Bill W and Roy K

In the 1990s, prior to the Cleveland Clarification,  my grand-sponsor for a while, a prominent member who endorsed and very actively promoted the liberal interpretation of the sobriety definition wrote in an email

“…leave it up to each person to decide what that (spouse and marriage) means just as we leave the decision on what God means to each person”

Early drafts of the AA 12 Steps did not contain the words “as you understand God”.  It was only following vigorous debate and the insistence of one section of the fellowship that those words were included when the AA Big Book was published in 1939.(see AA Comes of Age).  All SA literature was submitted for review to the fellowship prior to publishing. In the over 30 year history of SA the words “marriage as you understand marriage” have never even been proposed for inclusion in the literature.  This concept was assumed to be part of SA by with none of the rigorous process that AA went through to formally make a similar idea part of that program.

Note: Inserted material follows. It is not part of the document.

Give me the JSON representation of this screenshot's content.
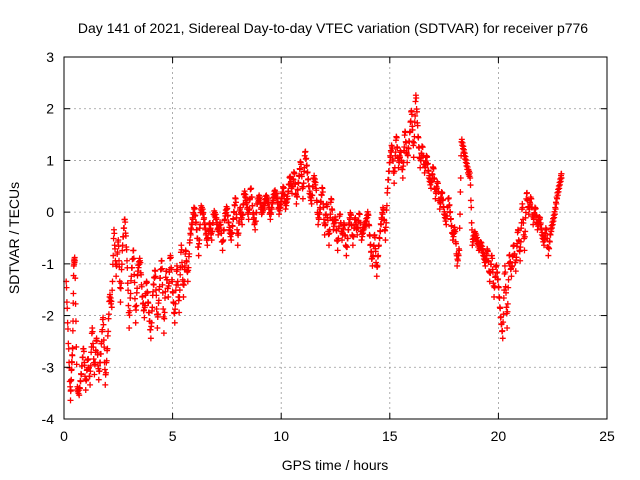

Interestingly my one-time grand-sponsor, when speaking on SA tapes, quotes Bill W clarifying why “defects of character” was used in Step 6 but “shortcomings” in Step 7: Bill W used the two words  as synonyms: he learnt in school not to use the same word in two adjoining sentences.  Bill W is given the right to clarify the meaning of words in AA literature but Roy K, the SA founder, author of most SA literature, is denied the same right.  Such clarifications or opinions he expresses were negated as “just one member’s opinion”.

Since SA was founded Roy K  continuously and consistently clarified the intent, purpose and underlying principles of the meaning of the terms marriage and spouse in SA literature.   The Cleveland Clarification restated the founding intent of SA and put an end to a sustained period of disunity.